Directed evolution of hemeproteins for selective cyclizations

用于选择性环化的血红素蛋白的定向进化

• 批准号: 313888180
• 负责人: Dr. Grzegorz Kubik
• 金额: --
• 依托单位: Division of Chemistry and Chemical Engineering
• 依托单位国家: 德国
• 项目类别: Research Fellowships
• 财政年份: 2016
• 资助国家: 德国
• 起止时间: 2015-12-31 至 2017-12-31
• 项目状态: 已结题
• 来源: https://gepris.dfg.de/gepris/projekt/313888180?language=en
• 关键词: Directed; evolution; hemeproteins; selective; cyclizations

In summary, within this study synthetic tools for the production of a large variety of heterocyclic compounds, which are of high importance in many pharmaceutics, will be created. The principle of this method is to trap intermediate ylides with electrophiles in enzymatic heteroatom-hydrogen bond insertion of carbenoids and nitrenoids. For this, at first the required scope of insertion reactions at heteroatom-hydrogen bonds will be generated by directed evolution of Cytochrome P450. Next the enzyme variants will be further engineered to facilitate the trapping reaction, employing three different electrophilic groups. The benefits of enzymes as catalysts are defined by the high selectivity that is provided frequently and the possibility to reengineer those enzymes to obtain selectivities of choice, for example switching the selectivity from one enantiomer to the other. Furthermore mild and environment friendly reaction conditions can be applied, meaning a sustainable alternative to up to date methods. Within this project also new insights into ylide formation, stability and reactivity may be raised that allow to understand in detail how to switch reactivity. One very interesting aspect is that for some of the trapping reactions a spectroscopic high throughput assay can be set up to track the reaction. This will allow for screening of enzyme libraries containing random mutations throughout the complete amino acid sequence. Till now the investigated P450 libraries mainly focused on mutations at sites contributing to the catalytic pocket due to the lack of such an assay. So within this project completely unknown structure-activity relations within parts of P450 not contributing directly to the catalytic pocket could be disclosed.

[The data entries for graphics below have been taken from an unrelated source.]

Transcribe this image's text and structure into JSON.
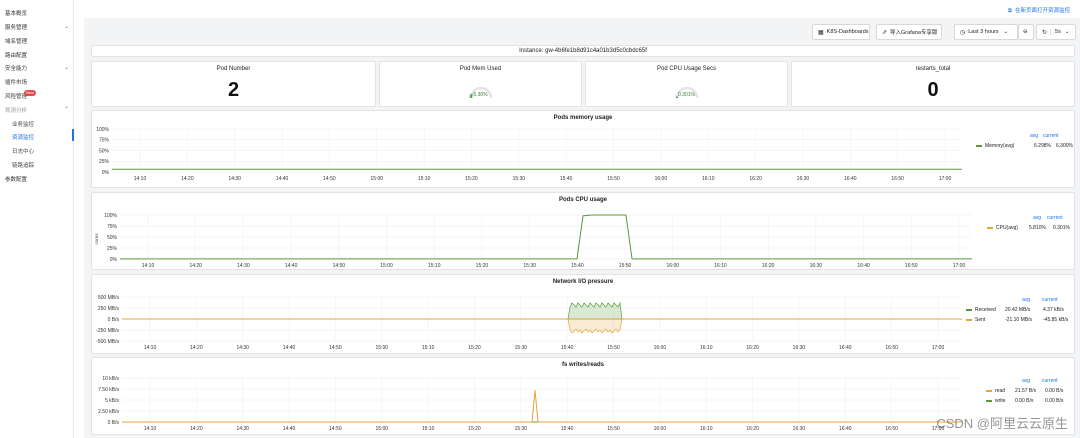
{
  "sidebar": {
    "items": [
      {
        "label": "基本概览"
      },
      {
        "label": "服务管理"
      },
      {
        "label": "域名管理"
      },
      {
        "label": "路由配置"
      },
      {
        "label": "安全能力"
      },
      {
        "label": "插件市场"
      },
      {
        "label": "风险管理"
      },
      {
        "label": "观测分析"
      },
      {
        "label": "业务监控"
      },
      {
        "label": "资源监控"
      },
      {
        "label": "日志中心"
      },
      {
        "label": "链路追踪"
      },
      {
        "label": "参数配置"
      }
    ],
    "new_badge": "New"
  },
  "topbar": {
    "ext_link": "在新页面打开资源监控"
  },
  "toolbar": {
    "k8s_button": "K8S-Dashboards",
    "grafana_button": "导入Grafana专享版",
    "time_range": "Last 3 hours",
    "refresh_interval": "5s"
  },
  "instance": {
    "label": "Instance: gw-4b6fe1b8d91c4a01b3d5c0cbdc65f"
  },
  "stats": {
    "pod_number": {
      "title": "Pod Number",
      "value": "2"
    },
    "pod_mem": {
      "title": "Pod Mem Used",
      "value": "6.30%"
    },
    "pod_cpu": {
      "title": "Pod CPU Usage Secs",
      "value": "0.301%"
    },
    "restarts": {
      "title": "restarts_total",
      "value": "0"
    }
  },
  "time_ticks": [
    "14:10",
    "14:20",
    "14:30",
    "14:40",
    "14:50",
    "15:00",
    "15:10",
    "15:20",
    "15:30",
    "15:40",
    "15:50",
    "16:00",
    "16:10",
    "16:20",
    "16:30",
    "16:40",
    "16:50",
    "17:00"
  ],
  "panels": {
    "memory": {
      "title": "Pods memory usage",
      "y_ticks": [
        "100%",
        "75%",
        "50%",
        "25%",
        "0%"
      ],
      "legend_head": [
        "avg",
        "current"
      ],
      "series": [
        {
          "name": "Memory(avg)",
          "avg": "6.298%",
          "current": "6.300%",
          "color": "#5a9a3c"
        }
      ]
    },
    "cpu": {
      "title": "Pods CPU usage",
      "ylabel": "cores",
      "y_ticks": [
        "100%",
        "75%",
        "50%",
        "25%",
        "0%"
      ],
      "legend_head": [
        "avg",
        "current"
      ],
      "series": [
        {
          "name": "CPU(avg)",
          "avg": "5.810%",
          "current": "0.301%",
          "color": "#e8a33a"
        }
      ]
    },
    "network": {
      "title": "Network I/O pressure",
      "y_ticks": [
        "500 MB/s",
        "250 MB/s",
        "0 B/s",
        "-250 MB/s",
        "-500 MB/s"
      ],
      "legend_head": [
        "avg",
        "current"
      ],
      "series": [
        {
          "name": "Received",
          "avg": "20.42 MB/s",
          "current": "4.37 kB/s",
          "color": "#5a9a3c"
        },
        {
          "name": "Sent",
          "avg": "-21.10 MB/s",
          "current": "-45.85 kB/s",
          "color": "#e8a33a"
        }
      ]
    },
    "fs": {
      "title": "fs writes/reads",
      "y_ticks": [
        "10 kB/s",
        "7.50 kB/s",
        "5 kB/s",
        "2.50 kB/s",
        "0 B/s"
      ],
      "legend_head": [
        "avg",
        "current"
      ],
      "series": [
        {
          "name": "read",
          "avg": "21.57 B/s",
          "current": "0.00 B/s",
          "color": "#e8a33a"
        },
        {
          "name": "write",
          "avg": "0.00 B/s",
          "current": "0.00 B/s",
          "color": "#5a9a3c"
        }
      ]
    }
  },
  "watermark": "CSDN @阿里云云原生"
}
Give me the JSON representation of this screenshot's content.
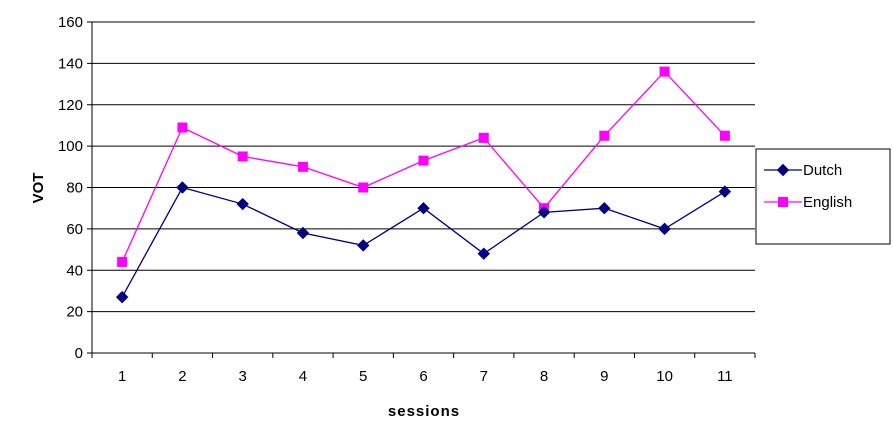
{
  "chart_data": {
    "type": "line",
    "title": "",
    "xlabel": "sessions",
    "ylabel": "VOT",
    "categories": [
      "1",
      "2",
      "3",
      "4",
      "5",
      "6",
      "7",
      "8",
      "9",
      "10",
      "11"
    ],
    "ylim": [
      0,
      160
    ],
    "yticks": [
      0,
      20,
      40,
      60,
      80,
      100,
      120,
      140,
      160
    ],
    "grid": "horizontal",
    "legend_position": "right",
    "series": [
      {
        "name": "Dutch",
        "color": "#000080",
        "marker": "diamond",
        "values": [
          27,
          80,
          72,
          58,
          52,
          70,
          48,
          68,
          70,
          60,
          78
        ]
      },
      {
        "name": "English",
        "color": "#FF00FF",
        "marker": "square",
        "values": [
          44,
          109,
          95,
          90,
          80,
          93,
          104,
          70,
          105,
          136,
          105
        ]
      }
    ]
  }
}
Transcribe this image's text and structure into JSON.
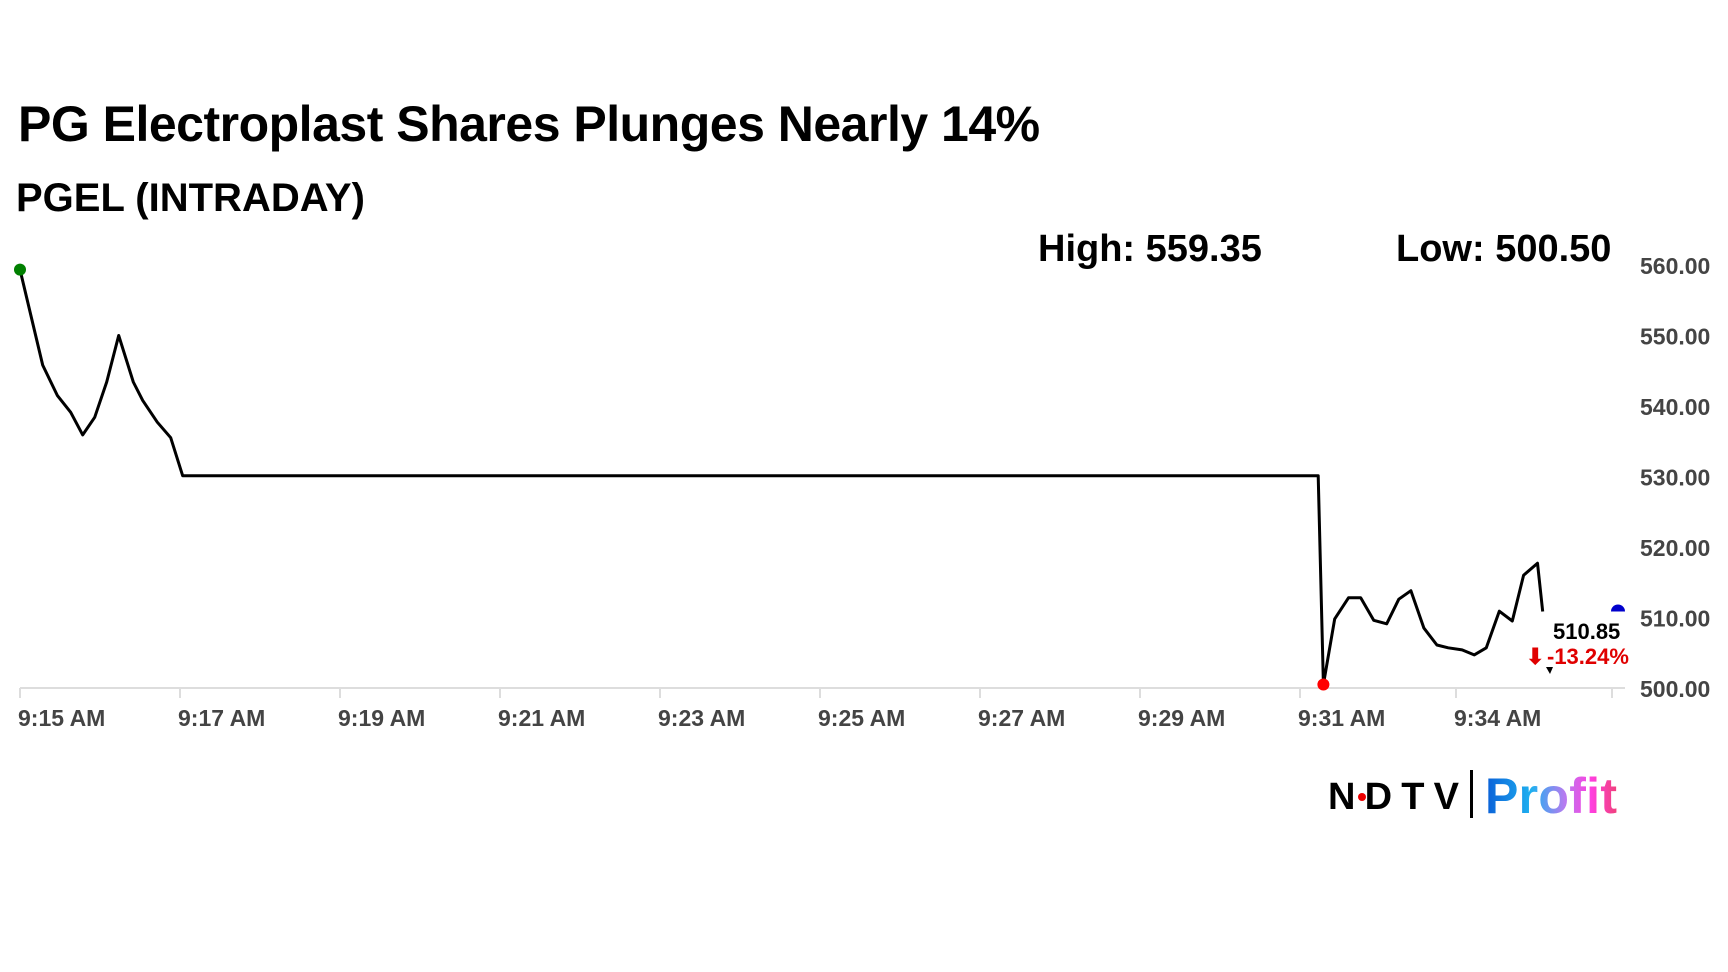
{
  "title": "PG Electroplast Shares Plunges Nearly 14%",
  "subtitle": "PGEL (INTRADAY)",
  "high_label": "High: 559.35",
  "low_label": "Low: 500.50",
  "last_price": "510.85",
  "change": "-13.24%",
  "change_arrow": "⬇",
  "logo": {
    "ndtv": "NDTV",
    "profit": "Profit"
  },
  "colors": {
    "line": "#000000",
    "start_marker": "#008000",
    "low_marker": "#ff0000",
    "current_marker": "#0000cc",
    "change": "#e00000",
    "axis_text": "#444444"
  },
  "chart_data": {
    "type": "line",
    "title": "PG Electroplast Shares Plunges Nearly 14%",
    "subtitle": "PGEL (INTRADAY)",
    "ylim": [
      500,
      560
    ],
    "yticks": [
      "500.00",
      "510.00",
      "520.00",
      "530.00",
      "540.00",
      "550.00",
      "560.00"
    ],
    "xticks": [
      "9:15 AM",
      "9:17 AM",
      "9:19 AM",
      "9:21 AM",
      "9:23 AM",
      "9:25 AM",
      "9:27 AM",
      "9:29 AM",
      "9:31 AM",
      "9:34 AM"
    ],
    "grid": false,
    "points": [
      [
        "9:15:00",
        559.35
      ],
      [
        "9:15:17",
        545.8
      ],
      [
        "9:15:28",
        541.5
      ],
      [
        "9:15:38",
        539.1
      ],
      [
        "9:15:47",
        535.9
      ],
      [
        "9:15:56",
        538.4
      ],
      [
        "9:16:05",
        543.4
      ],
      [
        "9:16:14",
        550.0
      ],
      [
        "9:16:25",
        543.4
      ],
      [
        "9:16:32",
        540.8
      ],
      [
        "9:16:43",
        537.7
      ],
      [
        "9:16:53",
        535.5
      ],
      [
        "9:17:02",
        530.1
      ],
      [
        "9:31:21",
        530.1
      ],
      [
        "9:31:27",
        500.5
      ],
      [
        "9:31:40",
        509.8
      ],
      [
        "9:31:56",
        512.8
      ],
      [
        "9:32:10",
        512.8
      ],
      [
        "9:32:25",
        509.6
      ],
      [
        "9:32:40",
        509.1
      ],
      [
        "9:32:54",
        512.6
      ],
      [
        "9:33:08",
        513.8
      ],
      [
        "9:33:23",
        508.5
      ],
      [
        "9:33:38",
        506.1
      ],
      [
        "9:33:51",
        505.7
      ],
      [
        "9:34:07",
        505.4
      ],
      [
        "9:34:21",
        504.7
      ],
      [
        "9:34:35",
        505.7
      ],
      [
        "9:34:50",
        510.9
      ],
      [
        "9:35:05",
        509.5
      ],
      [
        "9:35:18",
        516.0
      ],
      [
        "9:35:34",
        517.7
      ],
      [
        "9:35:40",
        510.85
      ]
    ]
  }
}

总之，在本研究中，将创建用于生产多种杂环化合物的合成工具，这些杂环化合物在许多药剂学中具有高度重要性。该方法的原理是利用亲电试剂捕获类卡宾和类氮杂环戊烯的杂原子氢键插入过程中的中间叶立德。为此，首先通过细胞色素P450的定向进化产生在杂原子-氢键处的插入反应的所需范围。接下来，酶变体将被进一步工程化以促进捕获反应，采用三种不同的亲电基团。酶作为催化剂的益处由经常提供的高选择性和重新设计这些酶以获得选择性的可能性（例如将选择性从一种对映体切换到另一种对映体）来定义。此外，可以应用温和和环境友好的反应条件，这意味着最新方法的可持续替代品。在这个项目中，还可以提出对叶立德形成，稳定性和反应性的新见解，从而详细了解如何切换反应性。一个非常有趣的方面是，对于一些捕获反应，可以建立光谱高通量测定来跟踪反应。这将允许筛选在整个完整氨基酸序列中含有随机突变的酶文库。到目前为止，研究的P450文库主要集中在对催化口袋有贡献的位点处的突变，这是由于缺乏这样的测定。因此，在该项目中，可以揭示P450部分中不直接参与催化口袋的完全未知的结构-活性关系。